I see references for UTF-8, UTF-16 and UTF-32. My question is two parts:
If UTF-8 works for everything, then I'm curious what the advantage of UTF-16 and UTF-32 are (e.g. special search features in a database, etc) Having the understanding should help me finish designing my program (and database connections) properly. Thanks!
Content. UTF-8 supports any unicode character, which pragmatically means any natural language (Coptic, Sinhala, Phonecian, Cherokee etc), as well as many non-spoken languages (Music notation, mathematical symbols, APL). The stated objective of the Unicode consortium is to encompass all communications.
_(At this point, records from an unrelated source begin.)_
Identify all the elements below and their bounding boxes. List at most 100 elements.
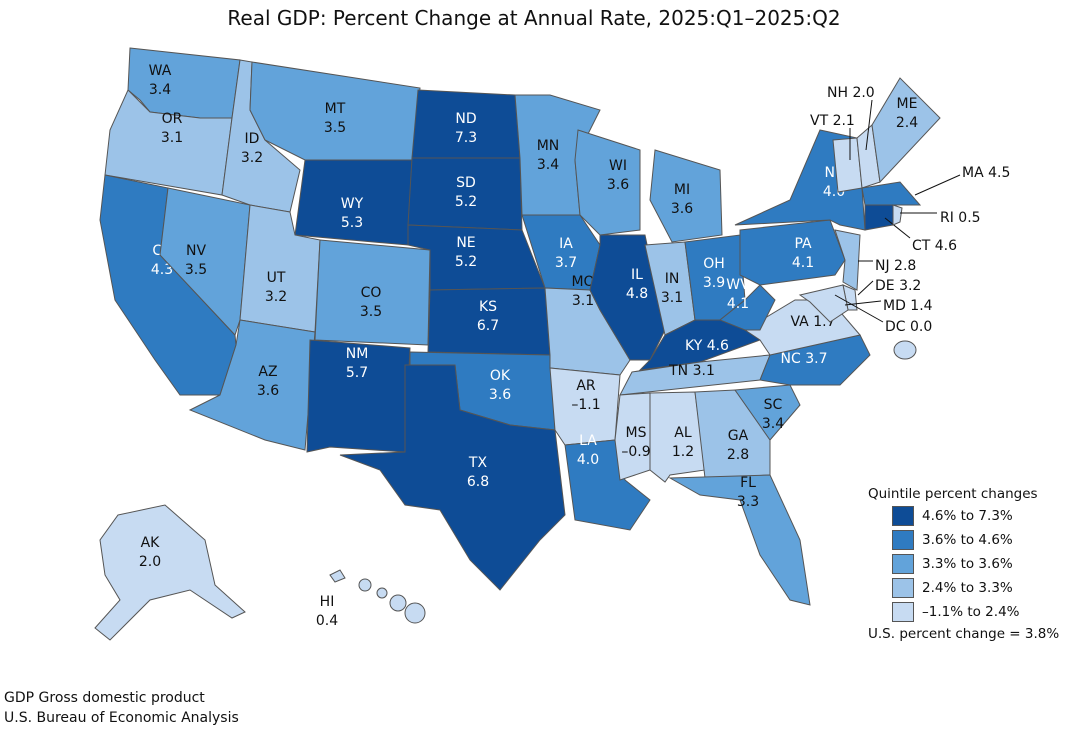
state-code-NE: NE: [456, 235, 475, 251]
state-code-MI: MI: [674, 182, 690, 198]
state-label-MA: MA 4.5: [962, 165, 1010, 181]
leader-line: [865, 99, 873, 151]
state-value-CA: 4.3: [151, 262, 173, 278]
state-code-PA: PA: [794, 236, 812, 252]
state-label-TN: TN 3.1: [668, 363, 715, 379]
state-code-WV: WV: [726, 277, 750, 293]
state-code-OH: OH: [703, 256, 725, 272]
state-AK: [94, 504, 246, 641]
state-code-AR: AR: [576, 378, 596, 394]
state-label-NC: NC 3.7: [781, 351, 828, 367]
state-value-MI: 3.6: [671, 201, 693, 217]
state-MI: [649, 149, 723, 243]
state-label-KY: KY 4.6: [685, 338, 729, 354]
state-value-NM: 5.7: [346, 365, 368, 381]
note-gdp: GDP Gross domestic product: [4, 690, 205, 706]
legend-swatch: [892, 530, 914, 550]
state-code-NM: NM: [346, 346, 369, 362]
state-value-IN: 3.1: [661, 290, 683, 306]
state-code-MT: MT: [325, 101, 346, 117]
state-code-IA: IA: [559, 236, 573, 252]
state-value-WI: 3.6: [607, 177, 629, 193]
state-code-LA: LA: [579, 433, 597, 449]
state-value-SD: 5.2: [455, 194, 477, 210]
state-code-TX: TX: [468, 455, 488, 471]
leader-line: [884, 217, 911, 239]
state-code-SD: SD: [456, 175, 476, 191]
state-code-CO: CO: [361, 285, 382, 301]
legend-title: Quintile percent changes: [868, 486, 1038, 502]
state-code-OR: OR: [162, 111, 183, 127]
legend-label: 2.4% to 3.3%: [922, 580, 1013, 596]
state-NJ: [834, 229, 861, 291]
state-code-FL: FL: [740, 475, 756, 491]
state-code-IL: IL: [631, 267, 643, 283]
us-total: U.S. percent change = 3.8%: [868, 626, 1060, 642]
state-code-MS: MS: [626, 425, 647, 441]
state-value-IA: 3.7: [555, 255, 577, 271]
state-value-HI: 0.4: [316, 613, 338, 629]
hawaii-island: [404, 602, 426, 624]
state-CT: [864, 204, 894, 231]
legend-item: 4.6% to 7.3%: [892, 506, 1059, 526]
state-value-KS: 6.7: [477, 318, 499, 334]
state-MD: [798, 284, 849, 323]
hawaii-island: [358, 578, 372, 592]
legend-label: 3.3% to 3.6%: [922, 556, 1013, 572]
state-value-MN: 3.4: [537, 157, 559, 173]
state-value-OK: 3.6: [489, 387, 511, 403]
state-code-ND: ND: [455, 111, 476, 127]
state-code-UT: UT: [267, 270, 286, 286]
state-value-GA: 2.8: [727, 447, 749, 463]
state-code-AZ: AZ: [258, 364, 277, 380]
legend-swatch: [892, 578, 914, 598]
state-code-KS: KS: [479, 299, 497, 315]
state-value-LA: 4.0: [577, 452, 599, 468]
map-title: Real GDP: Percent Change at Annual Rate,…: [227, 6, 841, 30]
state-label-NJ: NJ 2.8: [875, 258, 916, 274]
state-value-NE: 5.2: [455, 254, 477, 270]
state-value-ND: 7.3: [455, 130, 477, 146]
state-FL: [668, 474, 811, 606]
leader-line: [914, 174, 961, 196]
state-value-MT: 3.5: [324, 120, 346, 136]
state-label-VT: VT 2.1: [810, 113, 855, 129]
legend-item: 2.4% to 3.3%: [892, 578, 1059, 598]
state-code-WI: WI: [609, 158, 627, 174]
legend-item: –1.1% to 2.4%: [892, 602, 1059, 622]
state-value-AR: –1.1: [571, 397, 600, 413]
state-code-AK: AK: [141, 535, 161, 551]
state-label-DE: DE 3.2: [875, 278, 921, 294]
state-value-AZ: 3.6: [257, 383, 279, 399]
state-label-CT: CT 4.6: [912, 238, 957, 254]
state-NV: [159, 187, 251, 336]
legend: Quintile percent changes 4.6% to 7.3% 3.6…: [868, 486, 1059, 642]
state-TX: [339, 364, 566, 591]
state-code-ID: ID: [245, 131, 260, 147]
legend-swatch: [892, 506, 914, 526]
state-DC: [893, 340, 917, 360]
state-MA: [861, 181, 922, 206]
legend-item: 3.6% to 4.6%: [892, 530, 1059, 550]
state-value-ME: 2.4: [896, 115, 918, 131]
state-code-GA: GA: [728, 428, 749, 444]
state-value-TX: 6.8: [467, 474, 489, 490]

0xC0, 0xC1, 0xF5, 0xF6, 0xF7, 0xF8, 0xF9, 0xFA, 0xFB, 0xFC, 0xFD, 0xFE, 0xFF are invalid UTF-8 code units. A UTF-8 code unit is 8 bits. If by char you mean an 8-bit byte, then the invalid UTF-8 code units would be char values that do not appear in UTF-8 encoded text.
The Unicode Standard supports all of the CJK characters from JIS X 0208, JIS X 0212, JIS X 0221, or JIS X 0213, for example, and many more. This is true no matter which encoding form of Unicode is used: UTF-8, UTF-16, or UTF-32.
UTF-8 can store the full Unicode range, so it's fine to use for Arabic.
All three are just different ways to represent the same thing, so there are no languages supported by one and not another.
Sometimes UTF-16 is used by a system that you need to interoperate with - for instance, the Windows API uses UTF-16 natively.
In theory, UTF-32 can represent any "character" in a single 32-bit integer without ever needing to use more than one, whereas UTF-8 and UTF-16 need to use more than one 8-bit or 16-bit integer to do that. But in practise, with combining and non-combining variants of some codepoints, that's not really true.
One advantage of UTF-8 over the others is that if you have a bug whereby you're assuming that the number of 8-, 16- or 32-bit integers respectively is the same as the number of codepoints, it becomes obvious more quickly with UTF-8 - something will fail as soon as you have any non-ASCII codepoint in there, whereas with UTF-16 the bug can go unnoticed.